Newswise — PHILADELPHIA—When two people look at the Mona Lisa or a Jackson Pollock painting, they could form completely different conclusions. What makes them either enjoy or dislike the art comes down to neuroaesthetics—the biological study aiming to understand how humans process beauty and art.

Penn Medicine has launched the Penn Center for Neuroaesthetics, which aims to uncover the biological basis of aesthetics. The center, led by Anjan Chatterjee, MD, chair of the department of Neurology at Pennsylvania Hospital and the Elliott Professor of Neurology in the Perelman School of Medicine at the University of Pennsylvania, will advance the understanding of human nature and preferences with consumer choices, the principles of design, and the appreciation and production of art. The center assembles an interdisciplinary, university-wide team of experts in neuroscience, psychology, business, architecture, and the arts.  

“Even though aesthetics affects countless decisions—from what you wear in the morning to who you date—little of the psychological and neural underpinnings of aesthetics are known. People’s aesthetic choices makes them feel better and affects how others treat them,” Chatterjee said. “This center allows us to bring together, build upon, and advance knowledge of the mysterious world of aesthetic experiences. Our goal is to evolve basic and translational research, educate the next generation of scholars, and serve as a hub for creative experts interested in the nature and neural basis of beauty, art, and architecture.”

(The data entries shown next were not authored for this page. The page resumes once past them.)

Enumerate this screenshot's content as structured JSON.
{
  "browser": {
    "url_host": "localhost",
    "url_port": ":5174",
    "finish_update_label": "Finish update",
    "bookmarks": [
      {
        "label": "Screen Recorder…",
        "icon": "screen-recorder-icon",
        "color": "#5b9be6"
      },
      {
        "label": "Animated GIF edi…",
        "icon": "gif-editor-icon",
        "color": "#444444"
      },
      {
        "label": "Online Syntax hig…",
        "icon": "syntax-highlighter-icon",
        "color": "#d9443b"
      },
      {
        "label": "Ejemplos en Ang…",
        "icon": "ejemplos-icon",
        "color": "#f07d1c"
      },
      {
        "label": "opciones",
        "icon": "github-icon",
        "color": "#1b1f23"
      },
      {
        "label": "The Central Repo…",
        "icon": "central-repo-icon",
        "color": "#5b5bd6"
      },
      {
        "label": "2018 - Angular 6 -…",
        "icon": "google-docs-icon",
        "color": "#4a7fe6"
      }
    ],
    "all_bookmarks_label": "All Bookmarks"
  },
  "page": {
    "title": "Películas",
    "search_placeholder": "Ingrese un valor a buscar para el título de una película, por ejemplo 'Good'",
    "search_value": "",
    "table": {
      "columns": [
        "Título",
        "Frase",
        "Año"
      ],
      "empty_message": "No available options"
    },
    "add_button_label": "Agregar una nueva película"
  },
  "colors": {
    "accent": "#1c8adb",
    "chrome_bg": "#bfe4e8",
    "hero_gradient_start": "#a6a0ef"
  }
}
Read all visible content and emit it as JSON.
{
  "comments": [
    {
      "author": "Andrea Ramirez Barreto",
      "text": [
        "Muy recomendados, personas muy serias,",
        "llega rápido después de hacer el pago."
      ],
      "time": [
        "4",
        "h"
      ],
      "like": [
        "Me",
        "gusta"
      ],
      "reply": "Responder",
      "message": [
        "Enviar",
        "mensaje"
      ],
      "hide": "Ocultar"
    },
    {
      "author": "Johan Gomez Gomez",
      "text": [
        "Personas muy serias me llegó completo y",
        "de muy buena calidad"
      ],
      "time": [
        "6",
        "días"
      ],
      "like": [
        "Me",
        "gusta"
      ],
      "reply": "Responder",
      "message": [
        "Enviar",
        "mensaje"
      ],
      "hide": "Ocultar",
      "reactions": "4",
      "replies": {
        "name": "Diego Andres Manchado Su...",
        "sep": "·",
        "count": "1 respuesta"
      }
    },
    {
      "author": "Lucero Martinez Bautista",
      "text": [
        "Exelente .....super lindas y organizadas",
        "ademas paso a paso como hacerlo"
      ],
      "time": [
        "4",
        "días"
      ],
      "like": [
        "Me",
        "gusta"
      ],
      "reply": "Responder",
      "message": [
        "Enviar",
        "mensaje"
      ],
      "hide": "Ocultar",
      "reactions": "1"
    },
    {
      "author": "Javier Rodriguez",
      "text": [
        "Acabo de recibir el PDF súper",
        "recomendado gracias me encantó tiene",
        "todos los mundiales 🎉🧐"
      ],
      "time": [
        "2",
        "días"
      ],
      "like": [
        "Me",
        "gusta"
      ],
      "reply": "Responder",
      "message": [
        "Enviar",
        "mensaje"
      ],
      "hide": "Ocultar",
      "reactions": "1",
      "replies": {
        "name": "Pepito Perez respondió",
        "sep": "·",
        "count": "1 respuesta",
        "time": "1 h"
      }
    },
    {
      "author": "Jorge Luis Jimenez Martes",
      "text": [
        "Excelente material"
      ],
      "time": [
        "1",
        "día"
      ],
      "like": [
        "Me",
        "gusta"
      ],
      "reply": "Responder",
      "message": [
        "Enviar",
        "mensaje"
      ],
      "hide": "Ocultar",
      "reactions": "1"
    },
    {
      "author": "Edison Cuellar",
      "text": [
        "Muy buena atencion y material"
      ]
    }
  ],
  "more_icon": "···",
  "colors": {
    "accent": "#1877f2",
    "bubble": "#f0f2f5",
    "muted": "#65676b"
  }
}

The research center will focus on three programmatic elements: basic science, translational science, and communication. Experts across Penn will investigate the neural systems that underlie aesthetic experiences and choices, answering provocative questions dealing with how the pleasure of beauty differs from primary pleasures like food, whether beauty affects values such as morality, and how context and education affects aesthetic experiences. For instance, is there a common neural currency to beauty? The center will also look into the applications of neuroaesthetics to medicine and culture, uncovering how aesthetic experiences can be used therapeutically—for example, would exposure to art and aesthetics enhance medical student training? Additionally, the center has a goal to expand its hub of specialists to host scholars in the humanities and artists in residence. 

“Penn has extraordinary strengths that make it the right place for such an innovative center,” said Frances E. Jensen, MD, FACP, chair, department of Neurology. “Beyond the rich research environment, our strengths in cognitive neuroscience and academics set us apart. These are early days in the discipline of neuroaesthetics and this new center will shape the field for years to come.”


Penn Medicine is one of the world’s leading academic medical centers, dedicated to the related missions of medical education, biomedical research, and excellence in patient care. Penn Medicine consists of the Raymond and Ruth Perelman School of Medicine at the University of Pennsylvania (founded in 1765 as the nation's first medical school) and the University of Pennsylvania Health System, which together form a $7.8 billion enterprise.

The Perelman School of Medicine has been ranked among the top medical schools in the United States for more than 20 years, according to U.S. News & World Report’s survey of research-oriented medical schools. The School is consistently among the nation’s top recipients of funding from the National Institutes of Health, with $405 million awarded in the 2017 fiscal year.

The University of Pennsylvania Health System’s patient care facilities include: The Hospital of the University of Pennsylvania and Penn Presbyterian Medical Center — which are recognized as one of the nation’s top “Honor Roll” hospitals by U.S. News & World Report — Chester County Hospital; Lancaster General Health; Penn Medicine Princeton Health; Penn Wissahickon Hospice; and Pennsylvania Hospital – the nation’s first hospital, founded in 1751. Additional affiliated inpatient care facilities and services throughout the Philadelphia region include Good Shepherd Penn Partners, a partnership between Good Shepherd Rehabilitation Network and Penn Medicine, and Princeton House Behavioral Health, a leading provider of highly skilled and compassionate behavioral healthcare.

Penn Medicine is committed to improving lives and health through a variety of community-based programs and activities. In fiscal year 2017, Penn Medicine provided $500 million to benefit our community.